If you only have one device and don’t need any of the fancy additional features, then there really isn’t a need to pay for a premium service. However, premium password managers are only a few dollars per month so they won’t break the bank if you ever decide to switch.
What if the password manager gets hacked?
If you suspect that you have been hacked, it is important to first figure out if it’s just you or if your password manager’s database has been compromised. Reputable password managers should put out some form of public release if they have been hacked. You can figure this out with a simple Google search. If they are not claiming to have been hacked, then it may be that your own data has been compromised some other way.
If it turns out your password manager’s database has been hacked, it’s up to you whether to continue with that service. Thankfully, all your passwords will be encrypted so hackers won’t be able to see the contents even after they have been stolen.
Is using one master password for your password manager really safe?
It can seem a little disconcerting to entrust the security of all your passwords to one master password on a password manager. It’s true that the strength and safety of your master password can determine the security of your password manager itself. Therefore it is ideal to create a very strong master password.
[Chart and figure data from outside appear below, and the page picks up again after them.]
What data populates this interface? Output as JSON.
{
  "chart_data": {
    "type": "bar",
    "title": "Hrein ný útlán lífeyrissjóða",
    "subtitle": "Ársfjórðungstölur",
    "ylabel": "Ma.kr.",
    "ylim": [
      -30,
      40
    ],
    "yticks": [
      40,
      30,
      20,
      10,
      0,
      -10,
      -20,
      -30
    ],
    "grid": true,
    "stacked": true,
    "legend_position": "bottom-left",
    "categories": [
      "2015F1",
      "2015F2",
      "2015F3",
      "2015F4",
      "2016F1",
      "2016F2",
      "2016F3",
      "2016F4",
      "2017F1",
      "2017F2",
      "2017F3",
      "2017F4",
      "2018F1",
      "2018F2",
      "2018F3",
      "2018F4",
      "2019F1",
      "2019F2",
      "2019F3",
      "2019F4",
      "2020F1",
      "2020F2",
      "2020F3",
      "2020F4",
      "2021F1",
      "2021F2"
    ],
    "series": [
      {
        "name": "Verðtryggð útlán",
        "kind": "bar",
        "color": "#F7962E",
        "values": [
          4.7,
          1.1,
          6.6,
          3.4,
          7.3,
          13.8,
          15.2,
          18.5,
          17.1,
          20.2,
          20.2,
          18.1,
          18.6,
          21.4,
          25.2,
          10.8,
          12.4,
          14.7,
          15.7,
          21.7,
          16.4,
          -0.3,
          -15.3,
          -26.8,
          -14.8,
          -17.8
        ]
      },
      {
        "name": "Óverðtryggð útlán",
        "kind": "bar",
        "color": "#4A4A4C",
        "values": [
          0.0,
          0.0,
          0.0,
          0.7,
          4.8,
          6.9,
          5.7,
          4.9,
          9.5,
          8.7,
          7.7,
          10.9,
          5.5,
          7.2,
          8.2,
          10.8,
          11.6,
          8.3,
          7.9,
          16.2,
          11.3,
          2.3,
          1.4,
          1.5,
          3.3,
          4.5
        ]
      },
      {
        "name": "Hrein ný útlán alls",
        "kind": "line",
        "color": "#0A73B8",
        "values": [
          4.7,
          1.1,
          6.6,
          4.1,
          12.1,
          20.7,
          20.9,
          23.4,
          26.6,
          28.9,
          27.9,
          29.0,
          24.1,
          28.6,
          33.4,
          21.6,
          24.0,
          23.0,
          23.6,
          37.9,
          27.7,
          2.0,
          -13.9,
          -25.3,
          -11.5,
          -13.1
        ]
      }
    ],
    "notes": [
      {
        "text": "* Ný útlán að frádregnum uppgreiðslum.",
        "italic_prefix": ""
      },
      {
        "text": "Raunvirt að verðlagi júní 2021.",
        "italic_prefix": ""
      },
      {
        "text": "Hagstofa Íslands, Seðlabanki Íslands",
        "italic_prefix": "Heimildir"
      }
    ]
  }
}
The good news is that password managers typically store your master password and your other encrypted passwords and data on separate servers. This isn’t foolproof, but it does add an additional layer of security.
What are passkeys? Do I need a password manager if I use passkeys?
Passkeys are a new form of account authentication. It’s a system that uses a set of encrypted keys, with a private one that you keep and a public one given to a website. To log in, you have to approve the attempt to see if the keys pair. Major tech companies like Google, Apple, and Microsoft are pushing to see passkeys widely adopted across the web, as they’re simpler and more secure than passwords.
While most mentions of passkeys talk about storing them on a smartphone, you can store them in other ways, too, like on a hardware key or (as you might have guessed) a password manager. Multiple password managers have added support for passkeys, with Dashlane, NordPass, and 1Password just a few of the services that can now store them. And while passkeys seem to be the future of online security, passwords likely will stick around for a while. Using a service to keep track of both kinds of authentication will be very useful.